Turning the Status Quo on Its Head
• A sculpture of a prehistoric giant sloth in Borrego Springs is no longer missing its head. Artist Ricardo Breceda returned to the valley last week to weld the sloth’s head to its body, months after the philanthropist who commissioned the sculpture died. (U-T San Diego)
• Architecture students want to temporarily take over a vacant lot in East Village and replace its dead grass and chain-link fence with a coffee shop and meeting spaces in shipping containers. (KPBS)
• The Mingei Museum is named for a word connoting the art of the everyday, the art of what people use to cook, decorate and adorn themselves. Director Rob Sidner tells the U-T he hopes there’s a subtext that comes through to visitors, too:
“Our real goal is to continue to spark people’s creativity, to help people — normal, everyday people — to realize that they are creative,” Sidner said. “In this country, people don’t believe that very much. … We believe quite the opposite.”
Hidden Gems
• A series of short new plays set in coffeehouses is being performed in one — The Big Kitchen in South Park. (San Diego CityBeat)
• A film festival in Ocean Beach will screen a documentary featuring North County’s Amelia Brodka, and her “quest to find a place for women in professional skateboarding.”

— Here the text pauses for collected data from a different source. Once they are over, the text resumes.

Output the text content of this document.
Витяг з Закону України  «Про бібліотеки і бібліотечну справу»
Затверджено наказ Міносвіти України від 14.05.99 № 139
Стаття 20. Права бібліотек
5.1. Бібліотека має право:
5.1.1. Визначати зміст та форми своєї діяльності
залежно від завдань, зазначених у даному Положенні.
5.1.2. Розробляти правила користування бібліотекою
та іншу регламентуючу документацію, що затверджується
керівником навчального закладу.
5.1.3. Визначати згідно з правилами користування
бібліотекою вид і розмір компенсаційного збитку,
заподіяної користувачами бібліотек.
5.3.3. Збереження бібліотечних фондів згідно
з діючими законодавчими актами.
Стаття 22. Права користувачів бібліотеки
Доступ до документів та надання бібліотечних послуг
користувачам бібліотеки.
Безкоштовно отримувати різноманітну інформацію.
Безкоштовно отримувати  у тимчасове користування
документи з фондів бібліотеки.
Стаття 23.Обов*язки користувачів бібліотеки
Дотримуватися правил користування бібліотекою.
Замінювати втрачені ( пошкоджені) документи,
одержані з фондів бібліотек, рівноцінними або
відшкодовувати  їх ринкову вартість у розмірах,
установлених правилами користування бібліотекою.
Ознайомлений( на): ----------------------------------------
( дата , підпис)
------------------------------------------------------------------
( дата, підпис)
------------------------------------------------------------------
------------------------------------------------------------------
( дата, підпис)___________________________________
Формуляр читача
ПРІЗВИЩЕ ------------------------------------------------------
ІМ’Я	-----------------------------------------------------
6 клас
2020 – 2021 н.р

• More than 20,000 items are featured in the new Balboa Park Commons, an online resource where people can browse rare artifacts you’d otherwise have to visit the park’s museums to see. You can browse sets of images from the museums’ collections.
Made by Locals:
• San Diego births a lot of notable musical and theater productions, and a crucial piece of that pipeline is the initial investment to get the idea off the ground. The U-T profiles some notable local producers who’ve bankrolled or shepherded some of the region’s biggest plays:
“One thing we know for sure,” says one of them, Ralph Bryan: “It’s hard to pick which show will be the next big hit, but if you support art and artists and people with a fierce vision, you’ll come out ahead more often than not.”
• New murals in La Jolla include ones by artists Fred Tomaselli and Julian Opie, bringing the total to 11 artworks in the series. Photographer Philipp Scholz Ritterman shared photographs of the new pieces, like this one of the Opie piece:

At our first “Meeting of the Minds,” Quint Contemporary Art gallery director Ben Strauss-Malcolm described the mural project’s beginnings.
• Rick Crawford, supervisor of the San Diego Public Library’s special collections, has put together a new book of notable characters and events in San Diego history.
• Moonlighting: By day, Doug Friedman runs marketing and promotions for local TV station KUSI. But for five years, he’s taken an onstage turn as an actor in community theater. Up next, he’ll appear in “Little Shop of Horrors.” (U-T)
• The language used in “Game of Thrones” on HBO, Dothraki, was invented by a UC San Diego alum, David Peterson. The show’s creators send him the script, he translates sections into the language, records himself speaking them aloud and then sends it back for the actors’ use. (KPBS)
• A Scripps Ranch teenager is awed by the others who’ve won a national writing contest before her: Sylvia Plath, Truman Capote, John Updike among them. Maya Little-Sana will collect her prize in New York City this month for an essay that describes her struggles with depression. “It definitely strokes my ego a little bit. I felt kind of worthless before,” she told the U-T.